The first two steps discussed in subsection 102-5(1) of the ITAA 1997 about working work out your net capital gain state;
1) Reduce the capital gain you made during the income year by the capital losses (if any) you made during the income year
2) Apply any previously unapplied net capital losses from earlier income years to reduce the amounts (if any remaining after the reduction of capital gains under step 1…)
ATO Interpretative Decision ATOID 2013/33 discusses the 'specifically entitled' concept on the happening of CGT event E5. ATOID 2013/33 confirms that the financial benefit referable to a capital gain made by the trust on CGT event E5 is the asset itself (or the value of that asset) and the absolutely entitled beneficiary is, in accordance with the terms of the trust created by the will, the only one that is expected to receive the asset (and thus that benefit).
Further, ATOID 2013/33 explains that a will which creates the trust meets the description of a record of the trust in which is recorded the financial benefit that the beneficiary is expected to receive in its character as a benefit referable to the capital gain - the will records the beneficiary's absolute entitlement to the asset.
ATOID 2013/33 then states that it follows that the absolutely entitled beneficiary will be regarded as specifically entitled to the capital gain that arose from CGT event E5.
Application to your circumstances
In your case, CGT event E5 will happen when X attains the required age and becomes absolutely entitled to the assets of the trust.

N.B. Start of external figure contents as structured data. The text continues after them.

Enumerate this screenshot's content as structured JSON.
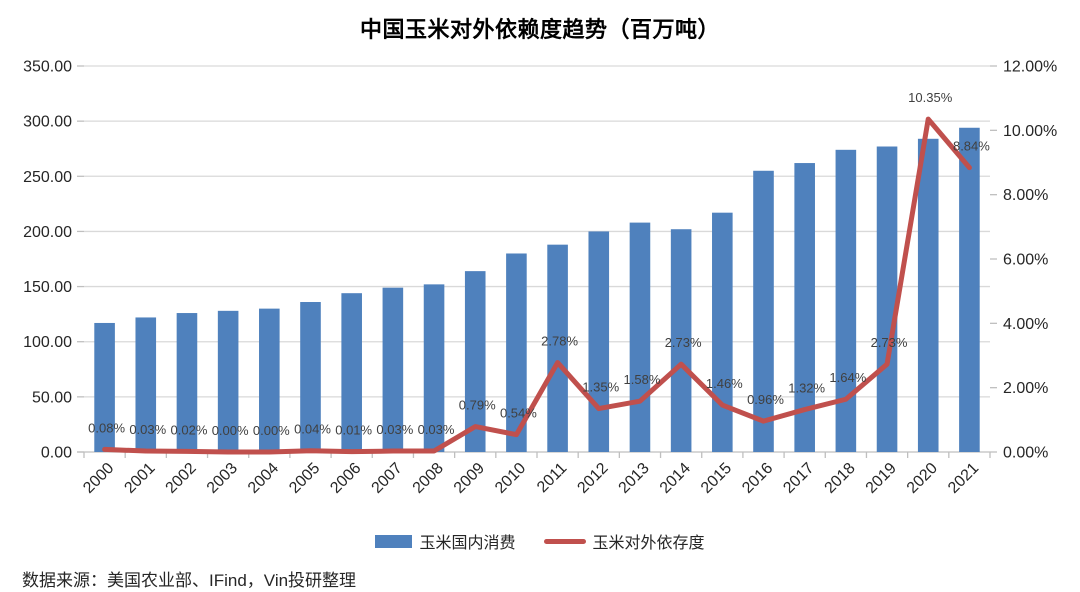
{
  "title": "中国玉米对外依赖度趋势（百万吨）",
  "source_note": "数据来源：美国农业部、IFind，Vin投研整理",
  "legend": {
    "items": [
      {
        "label": "玉米国内消费",
        "marker": "bar-swatch",
        "color": "#4F81BD"
      },
      {
        "label": "玉米对外依存度",
        "marker": "line-swatch",
        "color": "#C0504D"
      }
    ]
  },
  "colors": {
    "bar": "#4F81BD",
    "line": "#C0504D",
    "gridline": "#D9D9D9",
    "axis_line": "#BFBFBF",
    "data_label_text": "#404040",
    "axis_text": "#262626"
  },
  "chart_data": {
    "type": "combo-bar-line",
    "title": "中国玉米对外依赖度趋势（百万吨）",
    "grid": true,
    "legend_position": "bottom",
    "categories": [
      "2000",
      "2001",
      "2002",
      "2003",
      "2004",
      "2005",
      "2006",
      "2007",
      "2008",
      "2009",
      "2010",
      "2011",
      "2012",
      "2013",
      "2014",
      "2015",
      "2016",
      "2017",
      "2018",
      "2019",
      "2020",
      "2021"
    ],
    "series": [
      {
        "name": "玉米国内消费",
        "type": "bar",
        "axis": "left",
        "color": "#4F81BD",
        "values": [
          117,
          122,
          126,
          128,
          130,
          136,
          144,
          149,
          152,
          164,
          180,
          188,
          200,
          208,
          202,
          217,
          255,
          262,
          274,
          277,
          284,
          294
        ]
      },
      {
        "name": "玉米对外依存度",
        "type": "line",
        "axis": "right",
        "color": "#C0504D",
        "values": [
          0.08,
          0.03,
          0.02,
          0.0,
          0.0,
          0.04,
          0.01,
          0.03,
          0.03,
          0.79,
          0.54,
          2.78,
          1.35,
          1.58,
          2.73,
          1.46,
          0.96,
          1.32,
          1.64,
          2.73,
          10.35,
          8.84
        ],
        "point_labels": [
          "0.08%",
          "0.03%",
          "0.02%",
          "0.00%",
          "0.00%",
          "0.04%",
          "0.01%",
          "0.03%",
          "0.03%",
          "0.79%",
          "0.54%",
          "2.78%",
          "1.35%",
          "1.58%",
          "2.73%",
          "1.46%",
          "0.96%",
          "1.32%",
          "1.64%",
          "2.73%",
          "10.35%",
          "8.84%"
        ]
      }
    ],
    "left_axis": {
      "min": 0,
      "max": 350,
      "step": 50,
      "tick_labels": [
        "0.00",
        "50.00",
        "100.00",
        "150.00",
        "200.00",
        "250.00",
        "300.00",
        "350.00"
      ]
    },
    "right_axis": {
      "min": 0,
      "max": 12,
      "step": 2,
      "tick_labels": [
        "0.00%",
        "2.00%",
        "4.00%",
        "6.00%",
        "8.00%",
        "10.00%",
        "12.00%"
      ]
    }
  }
}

The trustee will make a capital gain from the event as the market value of the assets of the Trust, at the time of the event, is expected to be more than its cost base.
X will receive the entire 'financial benefit' of any capital gain made on the happening of the event as they are the sole beneficiary of the Trust and, under the terms of the deceased's will, they are entitled to all the income and capital of the trust on attaining the required age. Further, their 'share of the net financial benefit' (being their absolute entitlement to the assets of the Trust) is recorded in the will of the deceased.
Subsection 115-228(1) of the ITAA 1997 confirms that X's net financial benefit means an amount equal to the financial benefit referable to the capital gain (after any application by the trustee of losses, to the extent that the application is consistent with the application of capital losses against the capital gain in accordance with subsection 102-5(1) of the ITAA 1997).
Accordingly, any capital gain made by the trust under CGT event E5 to which X has been made specifically entitled, can be reduced first by capital losses of the current year, followed by unapplied net capital losses of prior years.